I was thinking about replacing our church's adult Sunday School time with a second sermon. It would be something like this after the service:

Reading from Heidelberg Catechism (the appropriate Lord's Day)
Hymn
Sermon on a text relating to the catechism

I thought this might foster a closer connection between the service of worship and the Sunday School, and would help me stay organized and on topic (I tend to ramble when I "teach" rather than preach)

Any thoughts?


----------



## fredtgreco (Jan 8, 2006)

I personally think that two sermons in such close proximity may be too much for people to grasp and properly contemplate.

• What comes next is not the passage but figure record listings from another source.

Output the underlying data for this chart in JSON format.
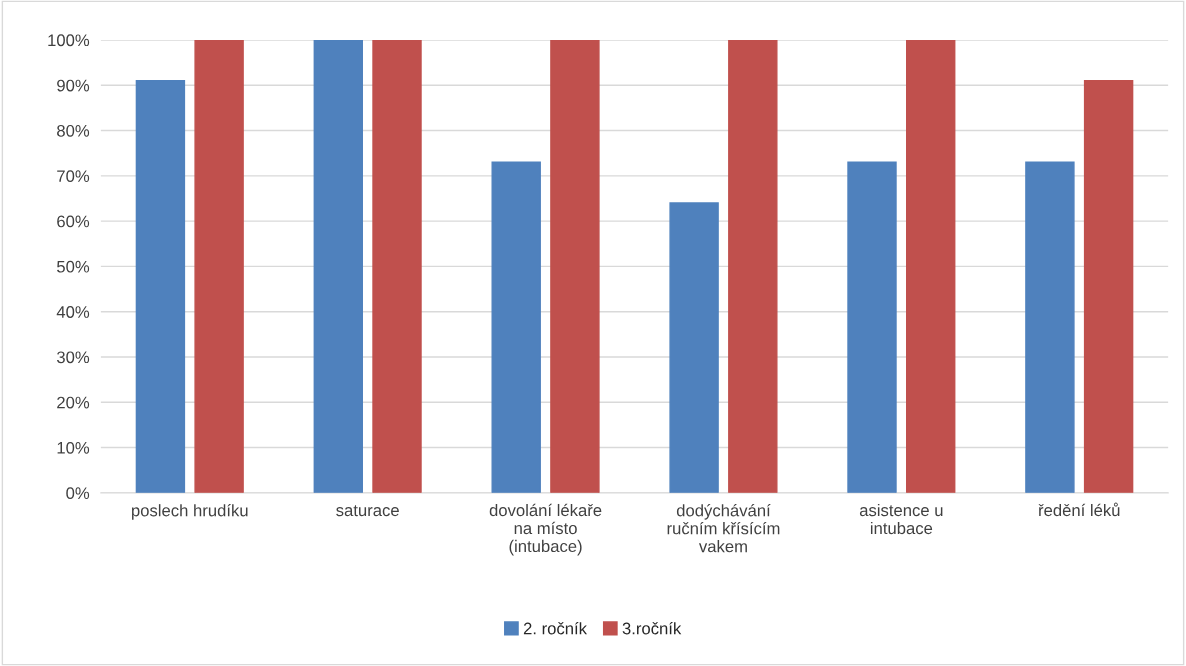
{
  "chart_data": {
    "type": "bar",
    "categories": [
      "poslech hrudíku",
      "saturace",
      "dovolání lékaře\nna místo\n(intubace)",
      "dodýchávání\nručním křísícím\nvakem",
      "asistence u\nintubace",
      "ředění léků"
    ],
    "series": [
      {
        "name": "2. ročník",
        "color": "#4f81bd",
        "values": [
          91,
          100,
          73,
          64,
          73,
          73
        ]
      },
      {
        "name": "3.ročník",
        "color": "#c0504d",
        "values": [
          100,
          100,
          100,
          100,
          100,
          91
        ]
      }
    ],
    "ylim": [
      0,
      100
    ],
    "yticks": [
      {
        "value": 0,
        "label": "0%"
      },
      {
        "value": 10,
        "label": "10%"
      },
      {
        "value": 20,
        "label": "20%"
      },
      {
        "value": 30,
        "label": "30%"
      },
      {
        "value": 40,
        "label": "40%"
      },
      {
        "value": 50,
        "label": "50%"
      },
      {
        "value": 60,
        "label": "60%"
      },
      {
        "value": 70,
        "label": "70%"
      },
      {
        "value": 80,
        "label": "80%"
      },
      {
        "value": 90,
        "label": "90%"
      },
      {
        "value": 100,
        "label": "100%"
      }
    ],
    "grid": "y",
    "legend": "bottom"
  }
}
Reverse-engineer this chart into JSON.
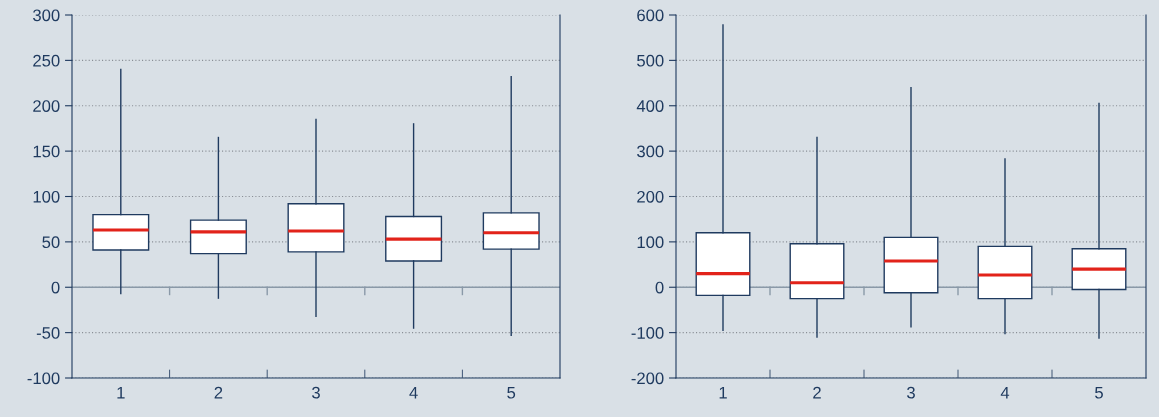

If you thought that Sunday school had to be replaced, I would instead have it after the worship service, and then have a time when the congregants could ask you follos up questions about the sermon.


----------



## Jie-Huli (Jan 8, 2006)

The church I attend when in Taipei has services with effectively 3 sermons in succession between 10:30am and 3:00pm:

1) The regular sermon on a Biblical text;
2) A sermon relating to a section of Calvin's Institutes; and
3) A sermon relating to a text of the Heidelberg catechism.

Of course, this church is small enough that there would not be separate Sunday School classes at any rate.


----------



## Romans922 (Jan 9, 2006)

That is also a different culture. Asian culture is much different than the American culture, positively and negatively.

[Edited on 1-9-2006 by Romans922]


----------



## Ivan (Jan 9, 2006)

> _Originally posted by fredtgreco_
> If you thought that Sunday school had to be replaced, I would instead have it after the worship service, and then have a time when the congregants could ask you follos up questions about the sermon.



Excellent idea!


----------



## brymaes (Jan 10, 2006)

Thank you, gentlemen!


----------



## VictorBravo (Jan 10, 2006)

> _Originally posted by Jie-Huli_
> The church I attend when in Taipei has services with effectively 3 sermons in succession between 10:30am and 3:00pm:
> 
> 1) The regular sermon on a Biblical text;
> ...



That's similar to how our church proceeds too, 9:30 London Confession, 11:00 regular expository sermon, currently in Romans, 5:00, general prayer and another expositional sermon, also usually part of an ongoing series but occasionally on a relevant topic. 

Vic


Vic


----------